In the Canadian Women’s Hockey League, where the Blades compete, players don’t earn salaries, but get travel, ice time, uniforms, equipment, and coaches covered by the league. Each season, that amounts to what Blades coach Digit Murphy calls “an $8,000-$10,000 benefit.” The average WNBA salary is $75,000 with a league minimum close to $40,000. Players in the National Women’s Soccer League, including members of the Boston Breakers, earn between $6,300 to $31,500 per five-month season.
Smelker left a job in Minneapolis to live in Boston and compete for the Blades. “I really wanted to play at this level,” she said. “I wanted to play with the best players in the world.” She figured the Blades would keep her national team dreams alive. After all, the roster lists 11 former or current US national team members, including seven Olympians. And when Smelker looks around the locker room, she sees players like her, trying to balance hockey and other jobs.
Blades forward and 2014 US Olympic team captain Meghan Duggan commutes to home and away games from Potsdam, N.Y., where she works as a full-time assistant coach for the Clarkson University women’s hockey team. Said Duggan, “I wake up every day and try to figure out where and how am I going to get my training in and what am I going to do to make myself a better athlete.”
These days, in addition to coaching weekday practices and weekend games for Clarkson, Duggan, 27, finds time for her own training. She gets in the gym and on the ice every day, plays games in an upstate New York men’s league twice a week, and drives to Blades contests whenever she can. Duggan calls her schedule “crazy.” Exhausting certainly doesn’t cover it.

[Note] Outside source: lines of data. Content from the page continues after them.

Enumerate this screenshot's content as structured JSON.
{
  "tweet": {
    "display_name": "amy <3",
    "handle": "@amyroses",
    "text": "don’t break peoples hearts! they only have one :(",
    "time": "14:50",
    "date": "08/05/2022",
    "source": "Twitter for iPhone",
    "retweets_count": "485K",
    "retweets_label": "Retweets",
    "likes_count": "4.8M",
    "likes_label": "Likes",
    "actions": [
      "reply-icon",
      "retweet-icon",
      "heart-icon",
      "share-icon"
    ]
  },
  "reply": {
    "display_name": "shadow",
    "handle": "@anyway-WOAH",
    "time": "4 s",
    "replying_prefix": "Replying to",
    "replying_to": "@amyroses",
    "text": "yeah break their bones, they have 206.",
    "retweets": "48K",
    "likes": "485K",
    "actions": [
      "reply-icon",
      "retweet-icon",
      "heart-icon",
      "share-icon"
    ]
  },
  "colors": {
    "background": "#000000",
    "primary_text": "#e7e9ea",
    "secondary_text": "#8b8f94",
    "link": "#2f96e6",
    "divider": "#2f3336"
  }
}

“We’ve been in this situation for so long that we don’t think about it that much,” said Duggan, a two-time Olympic silver medalist who grew up in Danvers. “We’re just a bunch of hard-working girls who love the sport and have since we’ve been kids. We’re going to do anything to make ends meet. That’s what I love about all my teammates. That it’s not about the money.”
Still, it would be nice to have a little something to make days less exhausting and leave more time for workouts. It would be good for the athletes and their sports. Instead, after Duggan plays Sunday afternoon, she’ll drive six hours back to Potsdam, then start another week packed with Clarkson practices, men’s league games, and her own workouts. Smelker will head home to Somerville and be back to work at Haemonetics by 7 Monday morning. And the cycle continues.